Para não dizer que Clarke escreveu apenas a breve introdução, ele também comparece no capítulo final, “Epílogo: Nações Unidas – 2019”. Aqui o mestre da ficção científica dá sua visão sobre as relações internacionais, reconhecendo a importância de uma organização multilateral que reduza um pouco os conflitos entre os países. Mas pontua de que: “não parece possível que em 2019 ainda tenhamos um número tão elevado de Estados soberanos independentes; mesmo hoje parecem estar nas últimas – política e economicamente”. Ora, e ele achava que teria menos países em 2019 do que os 51 quando da fundação da ONU em 1945! Hoje contamos com cerca de 206, sendo 193 filiados à entidade. Na verdade, um dos efeitos do fim da Guerra Fria, com a ascensão da globalização foi a divisão de países, com o ressurgimento de nações antes reprimidas por uma ordem internacional mais fechada em duas ideologias concorrentes e predominantes, em termos políticos e econômicos. Por outro lado, Clarke, observa com correção de que o Conselho de Segurança estaria anacrônico e precisaria ser revisto com a inclusão de mais países.
A visão final de Clarke sobre o futuro do concerto das nações em torno de uma entidade global é mais profícua e condizente com sua condição de escritor de FC: “Não vejo as Nações Unidas como mais do que um estágio de transição para uma época em que o próprio conceito de ´nação´perderá o significado.
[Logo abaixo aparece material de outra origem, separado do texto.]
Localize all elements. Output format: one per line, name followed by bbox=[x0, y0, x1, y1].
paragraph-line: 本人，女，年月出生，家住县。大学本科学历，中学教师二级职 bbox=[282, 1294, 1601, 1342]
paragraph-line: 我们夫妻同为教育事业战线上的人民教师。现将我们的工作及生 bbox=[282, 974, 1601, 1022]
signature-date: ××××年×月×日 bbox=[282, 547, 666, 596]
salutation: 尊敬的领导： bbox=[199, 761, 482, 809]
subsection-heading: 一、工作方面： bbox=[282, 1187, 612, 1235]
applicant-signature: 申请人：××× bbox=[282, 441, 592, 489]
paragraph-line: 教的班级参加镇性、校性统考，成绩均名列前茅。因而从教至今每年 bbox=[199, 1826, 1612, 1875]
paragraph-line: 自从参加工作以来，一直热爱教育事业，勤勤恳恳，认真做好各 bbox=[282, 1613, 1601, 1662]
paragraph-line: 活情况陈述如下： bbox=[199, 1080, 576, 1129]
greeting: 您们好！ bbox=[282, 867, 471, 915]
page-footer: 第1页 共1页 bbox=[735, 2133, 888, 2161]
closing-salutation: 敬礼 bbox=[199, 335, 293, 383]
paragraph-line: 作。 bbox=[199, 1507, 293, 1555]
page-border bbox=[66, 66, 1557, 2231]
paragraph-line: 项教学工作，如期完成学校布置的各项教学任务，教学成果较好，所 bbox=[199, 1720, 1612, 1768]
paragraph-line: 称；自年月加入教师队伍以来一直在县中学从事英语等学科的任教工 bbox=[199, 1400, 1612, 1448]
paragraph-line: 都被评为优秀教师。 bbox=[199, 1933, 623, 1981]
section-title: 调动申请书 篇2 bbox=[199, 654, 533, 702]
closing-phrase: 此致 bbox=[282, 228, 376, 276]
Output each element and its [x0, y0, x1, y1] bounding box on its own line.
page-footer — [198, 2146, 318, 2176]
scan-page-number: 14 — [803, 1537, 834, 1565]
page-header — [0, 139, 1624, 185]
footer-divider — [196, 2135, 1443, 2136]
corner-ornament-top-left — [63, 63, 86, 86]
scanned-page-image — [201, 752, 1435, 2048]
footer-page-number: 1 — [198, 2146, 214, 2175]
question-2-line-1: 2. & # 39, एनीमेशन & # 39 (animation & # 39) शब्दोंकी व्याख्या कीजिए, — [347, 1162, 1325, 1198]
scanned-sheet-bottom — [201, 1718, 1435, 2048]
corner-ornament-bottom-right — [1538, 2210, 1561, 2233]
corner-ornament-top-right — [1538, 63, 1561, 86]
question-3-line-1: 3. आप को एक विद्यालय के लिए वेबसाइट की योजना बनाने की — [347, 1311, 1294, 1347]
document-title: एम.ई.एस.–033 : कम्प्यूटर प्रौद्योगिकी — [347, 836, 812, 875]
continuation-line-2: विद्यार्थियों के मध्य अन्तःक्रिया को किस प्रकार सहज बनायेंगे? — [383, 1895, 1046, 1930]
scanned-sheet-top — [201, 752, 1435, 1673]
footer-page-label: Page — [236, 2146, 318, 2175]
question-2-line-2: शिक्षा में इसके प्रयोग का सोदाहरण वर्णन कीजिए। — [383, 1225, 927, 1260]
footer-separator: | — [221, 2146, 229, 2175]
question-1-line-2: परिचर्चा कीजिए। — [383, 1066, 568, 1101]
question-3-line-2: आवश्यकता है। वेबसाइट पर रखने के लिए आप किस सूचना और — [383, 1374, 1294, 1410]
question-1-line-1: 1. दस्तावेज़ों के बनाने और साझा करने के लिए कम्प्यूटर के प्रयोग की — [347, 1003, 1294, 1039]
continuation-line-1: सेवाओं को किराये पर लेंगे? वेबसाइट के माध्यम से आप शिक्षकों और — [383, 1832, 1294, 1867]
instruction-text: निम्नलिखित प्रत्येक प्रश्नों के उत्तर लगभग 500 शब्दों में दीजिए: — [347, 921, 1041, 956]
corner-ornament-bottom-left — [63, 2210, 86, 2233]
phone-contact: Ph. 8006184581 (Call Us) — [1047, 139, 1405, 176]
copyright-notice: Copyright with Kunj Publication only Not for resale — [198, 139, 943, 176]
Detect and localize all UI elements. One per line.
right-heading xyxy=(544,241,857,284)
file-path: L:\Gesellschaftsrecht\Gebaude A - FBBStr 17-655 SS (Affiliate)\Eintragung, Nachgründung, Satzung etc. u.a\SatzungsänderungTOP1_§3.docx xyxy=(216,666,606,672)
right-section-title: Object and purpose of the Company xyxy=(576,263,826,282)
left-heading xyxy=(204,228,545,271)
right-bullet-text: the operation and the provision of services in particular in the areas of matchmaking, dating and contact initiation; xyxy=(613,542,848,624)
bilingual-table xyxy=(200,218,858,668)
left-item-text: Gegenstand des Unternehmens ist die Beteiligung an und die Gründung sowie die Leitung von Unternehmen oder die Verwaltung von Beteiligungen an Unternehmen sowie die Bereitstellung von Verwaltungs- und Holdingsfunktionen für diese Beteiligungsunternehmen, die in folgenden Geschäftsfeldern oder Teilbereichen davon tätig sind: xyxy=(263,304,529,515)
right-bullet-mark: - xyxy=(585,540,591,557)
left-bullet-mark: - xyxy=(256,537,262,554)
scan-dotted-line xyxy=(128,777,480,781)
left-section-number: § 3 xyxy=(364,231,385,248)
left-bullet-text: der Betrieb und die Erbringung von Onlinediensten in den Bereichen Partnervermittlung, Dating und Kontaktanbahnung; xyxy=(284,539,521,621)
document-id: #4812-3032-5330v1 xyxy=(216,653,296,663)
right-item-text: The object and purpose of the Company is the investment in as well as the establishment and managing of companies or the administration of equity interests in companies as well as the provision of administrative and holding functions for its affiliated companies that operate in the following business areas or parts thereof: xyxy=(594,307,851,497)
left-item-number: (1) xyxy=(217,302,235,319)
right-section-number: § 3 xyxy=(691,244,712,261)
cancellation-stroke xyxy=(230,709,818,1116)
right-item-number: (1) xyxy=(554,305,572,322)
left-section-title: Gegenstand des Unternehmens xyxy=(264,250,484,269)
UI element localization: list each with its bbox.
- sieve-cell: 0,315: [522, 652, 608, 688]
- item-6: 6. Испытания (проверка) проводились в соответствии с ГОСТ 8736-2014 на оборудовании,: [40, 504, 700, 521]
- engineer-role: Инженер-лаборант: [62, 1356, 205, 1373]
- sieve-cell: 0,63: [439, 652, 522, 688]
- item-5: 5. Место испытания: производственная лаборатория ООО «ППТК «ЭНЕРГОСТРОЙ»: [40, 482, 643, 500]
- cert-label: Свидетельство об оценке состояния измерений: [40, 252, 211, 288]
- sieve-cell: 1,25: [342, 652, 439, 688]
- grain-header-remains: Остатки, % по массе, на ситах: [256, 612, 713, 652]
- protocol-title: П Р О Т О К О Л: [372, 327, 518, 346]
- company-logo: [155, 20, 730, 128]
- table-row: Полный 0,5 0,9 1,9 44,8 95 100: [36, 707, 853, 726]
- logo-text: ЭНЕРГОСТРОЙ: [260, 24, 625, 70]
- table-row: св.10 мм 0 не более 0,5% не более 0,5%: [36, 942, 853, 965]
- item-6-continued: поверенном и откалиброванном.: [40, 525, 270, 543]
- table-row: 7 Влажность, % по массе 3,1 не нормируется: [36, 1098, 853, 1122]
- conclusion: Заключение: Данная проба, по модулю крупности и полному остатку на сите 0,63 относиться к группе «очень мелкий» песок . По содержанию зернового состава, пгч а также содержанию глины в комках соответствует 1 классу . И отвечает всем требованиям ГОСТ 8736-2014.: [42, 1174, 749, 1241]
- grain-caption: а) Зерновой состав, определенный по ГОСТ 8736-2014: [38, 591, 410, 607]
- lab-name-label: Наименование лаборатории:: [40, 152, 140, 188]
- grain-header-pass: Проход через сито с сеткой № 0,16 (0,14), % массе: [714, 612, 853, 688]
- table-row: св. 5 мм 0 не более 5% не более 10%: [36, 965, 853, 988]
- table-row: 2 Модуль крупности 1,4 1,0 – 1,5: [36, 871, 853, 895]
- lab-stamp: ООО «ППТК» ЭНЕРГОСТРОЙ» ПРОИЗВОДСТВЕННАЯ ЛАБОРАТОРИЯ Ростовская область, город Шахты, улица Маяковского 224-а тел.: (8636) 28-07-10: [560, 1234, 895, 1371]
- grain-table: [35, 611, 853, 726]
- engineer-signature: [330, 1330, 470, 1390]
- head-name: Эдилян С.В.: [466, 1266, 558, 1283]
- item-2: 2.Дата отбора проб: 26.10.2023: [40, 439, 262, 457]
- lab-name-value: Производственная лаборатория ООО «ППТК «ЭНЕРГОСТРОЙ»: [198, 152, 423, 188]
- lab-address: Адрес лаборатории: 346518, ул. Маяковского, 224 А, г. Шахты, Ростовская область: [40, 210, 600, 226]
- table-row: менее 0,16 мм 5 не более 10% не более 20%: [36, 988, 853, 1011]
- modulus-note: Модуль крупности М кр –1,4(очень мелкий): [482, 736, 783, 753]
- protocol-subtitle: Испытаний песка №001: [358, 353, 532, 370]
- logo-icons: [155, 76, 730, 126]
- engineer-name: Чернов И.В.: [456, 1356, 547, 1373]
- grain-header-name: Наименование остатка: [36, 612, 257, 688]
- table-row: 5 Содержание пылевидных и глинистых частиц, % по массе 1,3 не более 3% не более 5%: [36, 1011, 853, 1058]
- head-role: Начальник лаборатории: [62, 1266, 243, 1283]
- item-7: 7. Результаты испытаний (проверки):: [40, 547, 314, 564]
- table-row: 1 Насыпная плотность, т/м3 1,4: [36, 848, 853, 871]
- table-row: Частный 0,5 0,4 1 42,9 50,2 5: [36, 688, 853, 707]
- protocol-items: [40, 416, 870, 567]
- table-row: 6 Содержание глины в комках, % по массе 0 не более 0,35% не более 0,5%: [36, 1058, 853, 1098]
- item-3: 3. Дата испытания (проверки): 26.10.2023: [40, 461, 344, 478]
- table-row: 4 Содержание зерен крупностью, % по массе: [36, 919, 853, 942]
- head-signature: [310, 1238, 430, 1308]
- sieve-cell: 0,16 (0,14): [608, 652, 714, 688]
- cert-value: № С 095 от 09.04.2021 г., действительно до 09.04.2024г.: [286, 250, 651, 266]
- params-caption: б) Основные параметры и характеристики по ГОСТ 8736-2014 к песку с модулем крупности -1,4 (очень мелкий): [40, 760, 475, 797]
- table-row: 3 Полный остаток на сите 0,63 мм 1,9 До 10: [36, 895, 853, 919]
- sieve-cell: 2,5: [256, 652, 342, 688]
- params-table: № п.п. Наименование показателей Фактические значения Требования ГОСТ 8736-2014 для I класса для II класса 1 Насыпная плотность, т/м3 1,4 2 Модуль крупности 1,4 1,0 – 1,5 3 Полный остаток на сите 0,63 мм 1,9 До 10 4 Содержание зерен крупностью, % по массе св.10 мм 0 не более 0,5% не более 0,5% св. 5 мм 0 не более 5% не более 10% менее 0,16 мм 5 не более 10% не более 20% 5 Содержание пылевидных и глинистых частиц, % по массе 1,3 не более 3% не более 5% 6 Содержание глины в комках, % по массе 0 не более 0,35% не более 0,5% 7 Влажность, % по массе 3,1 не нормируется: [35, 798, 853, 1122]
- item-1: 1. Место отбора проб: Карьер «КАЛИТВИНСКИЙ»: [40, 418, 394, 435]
Talvez o maior agrupamento social do futuro seja a Tribo Eletrônica, cujos membros terão em comum interesses e códigos de acessos a redes de computador, mas raramente a geografia”. Não sei se chegaremos exatamente a isso, mas Clarke pressentiu uma tendência que é, em parte, uma realidade em construção em 2019.
Este livro foi lançado em 1986 nos Estados Unidos e chegou ao Brasil, corretamente penso eu, em 1989, assim como em Portugal com o título de A Vida no Século XXI, pela editora Europa-América. Mas cinquenta anos depois do maior evento tecnológico da história da humanidade o livro não foi relançado e, até onde eu sei, poucos foram lançados em nosso país. Isso dá conta de como a exploração do espaço deixou de entusiasmar as mentes e os corações de nossa época e, mais que isso, de como a ideia de futuro parece que entrou em decadência. Principalmente para aqueles que o imaginaram no século passado como algo que existiria no século XXI, mas que, em boa medida, se revelou uma decepção, com problemas tão ameaçadores como os do passado, mas de outra ordem. Os efeitos devastadores do aquecimento global que só deve piorar, a volta do crescimento da desigualdade social, a diáspora dos refugiados e o terrorismo, a crise da democracia, com o ressurgimento de líderes e ideologias políticas autoritárias, tudo a ameaçar uma convivência mais livre e civilizada entre os seres humanos na Terra.